Get the next minibatch from the DataLoader.

Source code in evotorch/neuroevolution/supervisedne.py
def get_minibatch(self) -> Any:
    """
    Get the next minibatch from the DataLoader.
    """
    if self.dataloader is None:
        self._prepare()

    try:
        batch = next(self.dataloader_iterator)
        if batch is None:
            self.dataloader_iterator = iter(self.dataloader)
            batch = self.get_minibatch()
        else:
            batch = batch
    except Exception:
        self.dataloader_iterator = iter(self.dataloader)
        batch = self.get_minibatch()

    # Move batch to device of network
    return [var.to(self.network_device) for var in batch]

loss(self, y_hat, y)

Run the loss function and return the loss.

If the __init__ of SupervisedNE class was given a loss function via the argument loss_func, then that loss function will be used. Otherwise, it will be expected that the method _loss(...) is overriden with a loss definition, and that method will be used to compute the loss. The computed loss will be returned.

Parameters:

Name Type Description Default
y_hat Any

The output estimated by the network

required
y Any

The desired output

required

Returns:

Type Description
Union[float, torch.Tensor]

A scalar, representing the loss

Source code in evotorch/neuroevolution/supervisedne.py
def loss(self, y_hat: Any, y: Any) -> Union[float, torch.Tensor]:
    """
    Run the loss function and return the loss.

    If the `__init__` of `SupervisedNE` class was given a loss
    function via the argument `loss_func`, then that loss function
    will be used. Otherwise, it will be expected that the method
    `_loss(...)` is overriden with a loss definition, and that method
    will be used to compute the loss.
    The computed loss will be returned.

    Args:
        y_hat: The output estimated by the network
        y: The desired output
    Returns:
        A scalar, representing the loss
    """
    if self._loss_func is None:
        return self._loss(y_hat, y)
    else:
        return self._loss_func(y_hat, y)

make_dataloader(self)

Make a new DataLoader.

If the __init__ of SupervisedNE was provided with a minibatch size via the argument minibatch_size, then a new DataLoader will be made with that minibatch size.

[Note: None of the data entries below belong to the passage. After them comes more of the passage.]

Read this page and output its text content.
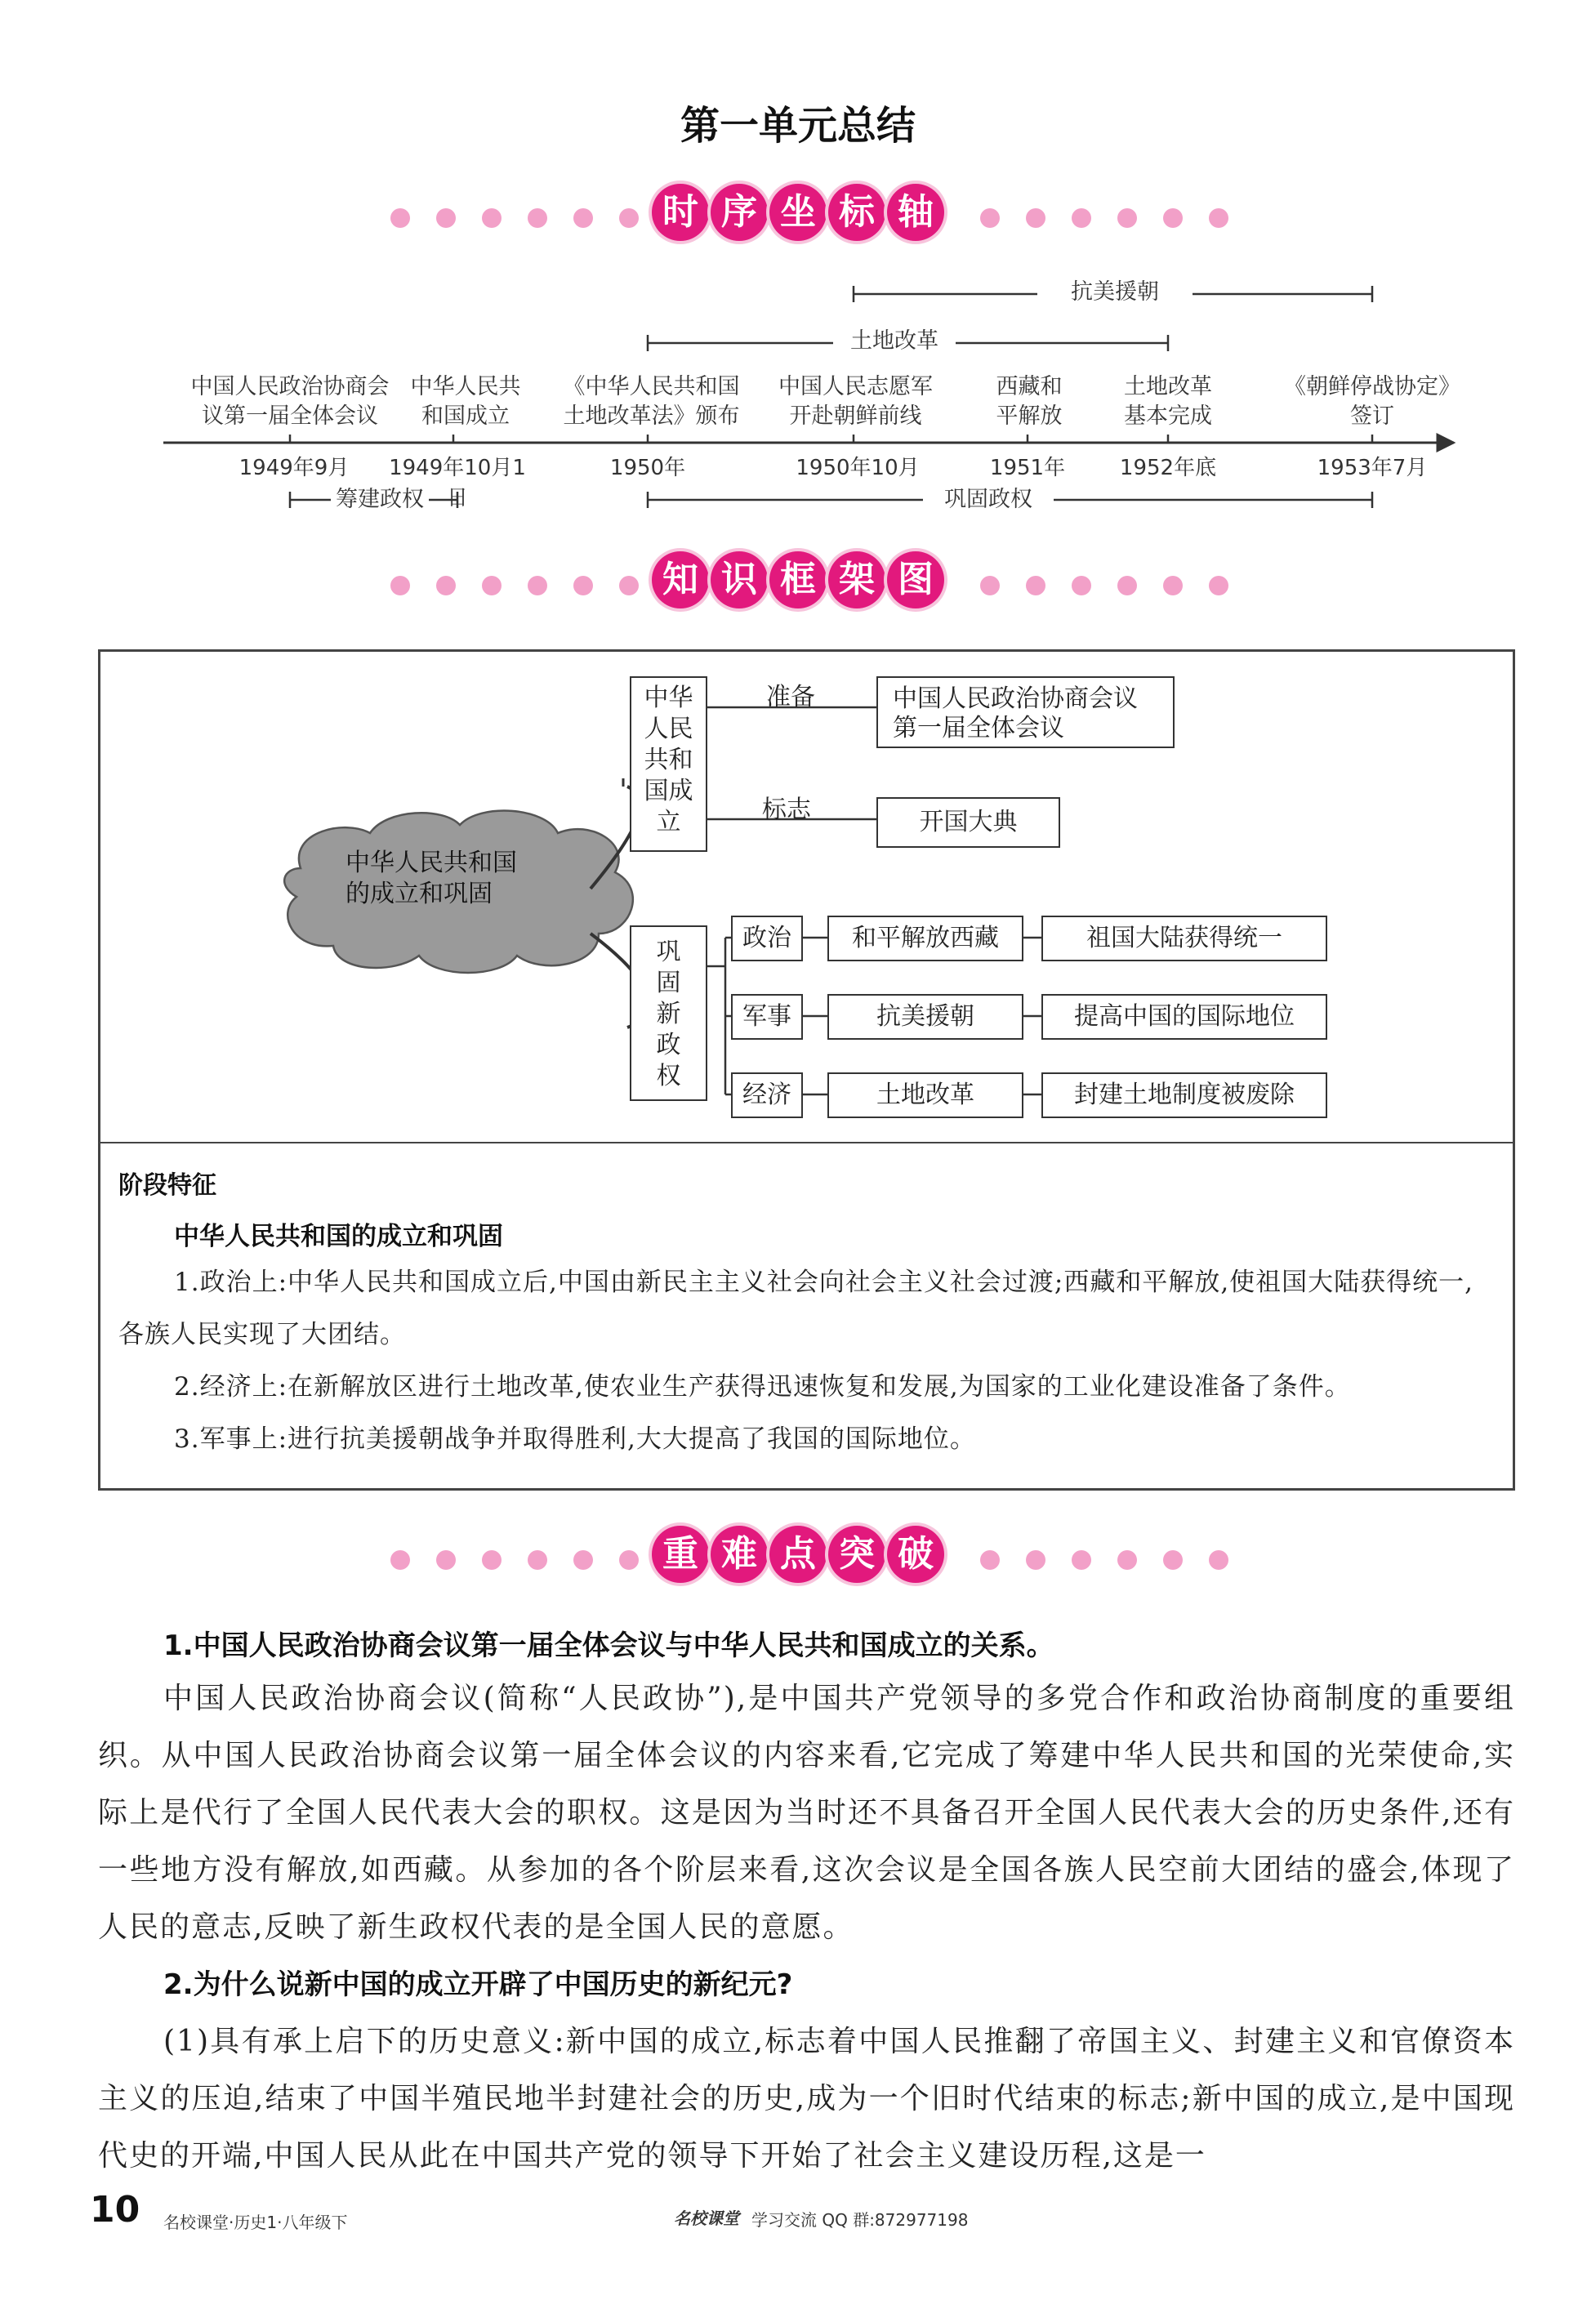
第一单元总结
时 序 坐 标 轴
抗美援朝
土地改革
中国人民政治协商会
议第一届全体会议
中华人民共
和国成立
《中华人民共和国
土地改革法》颁布
中国人民志愿军
开赴朝鲜前线
西藏和
平解放
土地改革
基本完成
《朝鲜停战协定》
签订
1949年9月 1949年10月1日
1950年	1950年10月	1951年	1952年底	1953年7月
筹建政权	巩固政权
知 识 框 架 图
中华人民共和国
的成立和巩固
中华
人民
共和
国成
立
准备	中国人民政治协商会议
第一届全体会议
标志	开国大典
巩
固
新
政
权
政治	和平解放西藏	祖国大陆获得统一
军事	抗美援朝	提高中国的国际地位
经济	土地改革	封建土地制度被废除
阶段特征
中华人民共和国的成立和巩固
1.政治上:中华人民共和国成立后,中国由新民主主义社会向社会主义社会过渡;西藏和平解放,使祖国大陆获得统一,各族人民实现了大团结。
2.经济上:在新解放区进行土地改革,使农业生产获得迅速恢复和发展,为国家的工业化建设准备了条件。
3.军事上:进行抗美援朝战争并取得胜利,大大提高了我国的国际地位。
重 难 点 突 破
1.中国人民政治协商会议第一届全体会议与中华人民共和国成立的关系。
中国人民政治协商会议(简称“人民政协”),是中国共产党领导的多党合作和政治协商制度的重要组织。从中国人民政治协商会议第一届全体会议的内容来看,它完成了筹建中华人民共和国的光荣使命,实际上是代行了全国人民代表大会的职权。这是因为当时还不具备召开全国人民代表大会的历史条件,还有一些地方没有解放,如西藏。从参加的各个阶层来看,这次会议是全国各族人民空前大团结的盛会,体现了人民的意志,反映了新生政权代表的是全国人民的意愿。
2.为什么说新中国的成立开辟了中国历史的新纪元?
(1)具有承上启下的历史意义:新中国的成立,标志着中国人民推翻了帝国主义、封建主义和官僚资本主义的压迫,结束了中国半殖民地半封建社会的历史,成为一个旧时代结束的标志;新中国的成立,是中国现代史的开端,中国人民从此在中国共产党的领导下开始了社会主义建设历程,这是一
10 名校课堂·历史1·八年级下	名校课堂 学习交流 QQ 群:872977198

Otherwise, it will be expected that the method _make_dataloader(...) was overridden to contain details regarding how the DataLoader should be created, and that method will be executed.

Returns:

Type Description
DataLoader

The created DataLoader.

Source code in evotorch/neuroevolution/supervisedne.py
def make_dataloader(self) -> DataLoader:
    """
    Make a new DataLoader.

    If the `__init__` of `SupervisedNE` was provided with a minibatch size
    via the argument `minibatch_size`, then a new DataLoader will be made
    with that minibatch size.
    Otherwise, it will be expected that the method `_make_dataloader(...)`
    was overridden to contain details regarding how the DataLoader should be
    created, and that method will be executed.

    Returns:
        The created DataLoader.
    """
    if self._minibatch_size is None:
        return self._make_dataloader()
    else:
        return DataLoader(self.dataset, shuffle=True, batch_size=self._minibatch_size)